While every step is important, it’s traditionally the welding that gets handmade-bike enthusiasts cooing, so we stop to observe lead welder Keith Rouse doing what he does best. Like fellow welder and fabricator Shawn Estes and lead painter Chris Rowe, Rouse is a veteran of the East Coast framebuilding scene with his own story to tell.

‘I used to work at Merlin,’ Rouse explains, flicking up his welding mask with a deft nod. ‘Then one day we all came to work and there was a police officer at the front door, and we were told if we came in we couldn’t leave. I guess he was there to stop us stealing stuff,’ he adds with a rueful chuckle. ‘We hung around, then at 9 o’clock they called this meeting and said they’d sold the company and they were moving it to Tennessee. We could go out back and pick a frame to take home, but that was it, we were laid off that day. At one point Merlin had 45 employees making 3,000 frames a year, it was incredible. Then the economy shrank and Merlin went with it. That’s when I came to IF. I left for a bit to work on renovating some houses, but I missed this. I was so psyched to come back.’
For many people getting ‘psyched’ to return to a job that involves hours of intense concentration and repetition might sound odd, but employees such as Rouse don’t think like that. ‘Everyone here is a rider first who just happens to be a fabricator,’ says Fox. ‘Everyone builds their own personal bikes to test out new ideas, but the others will have a hand in it. So if Keith builds a bike, he’ll probably weld it, but Shawn will tack it and Chris will paint it, so there’s lots of back and forth which is crucial for product development. Our Gravel Royale bike came through that process.’

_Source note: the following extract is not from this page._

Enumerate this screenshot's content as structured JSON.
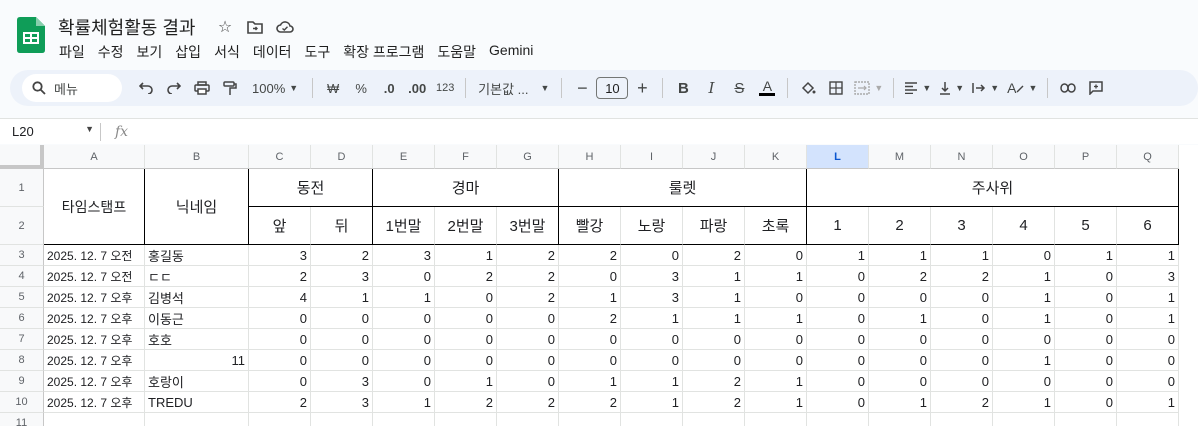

It is literally a winning formula. Over the years IF has scooped four awards at the prestigious North American Handmade Bicycle Show, most recently in 2014 for Best Finish. But it’s not always easy keeping everyone happy.

‘We used to have this custom option called painter’s choice, where the painter would get to do whatever they liked,’ says Fox. ‘The customer would open the box and that would be the first time they’d see it. There was this big guy from somewhere down south, Carolina or Virginia, and our painter did his bike in pink with pink decals. Poor dude! That frame came back, and actually that was the last time we did painter’s choice.’ Still, it doesn’t seem to have dampened IF’s creative flair and attention to detail. Winding up our tour in the paint booth, Fox introduces us to Chris Rowe, who’s putting the finishing touches to a blue-tinted carbon Corvid frameset.
‘This bike has four different types of clear coat, and the blue is a dye that’s sandwiched in between layers. The base is clear, used on carbon fibre golf clubs, so it’s rock hard. Then you put in the blue, then another clear coat, more golf club clear coat, then a “show” clear top coat. It sometimes feels like an impossible math problem, because if you do the process a little bit of the dye will bleed through the decal and whatever graphics you spray on.’ Yet Rowe seems largely unfazed at the prospect of potentially ruining a £4,000 frame.
‘I had a hiatus from IF and started my own paintshop,’ says Rowe. ‘I somehow got connected with a really high-end motorcycle collection. Trying to paint a 1903 French motorised tricycle period correct, now that’s hard. Those people are so picky, you could paint a BMW motorcycle from the 1930s and they’d tell you the drips in the lacquer were wrong, because back then they’d lacquer them then hang them at a certain angle to dry, and the lacquer would pool in certain spots. All that makes painting a bike look easy.’
It takes Rowe between 10 and 30 hours to paint a frame, but it’s worth it. The Corvid shines with a luminous iridescence that you’ll not see on any mass-produced bicycle, although if you’re lucky, you might just see this very one out on the road. It’s bound for London, to a customer called Caroline. But strangely the guys at IF seem sceptical of Cyclist’s offer to hand deliver it.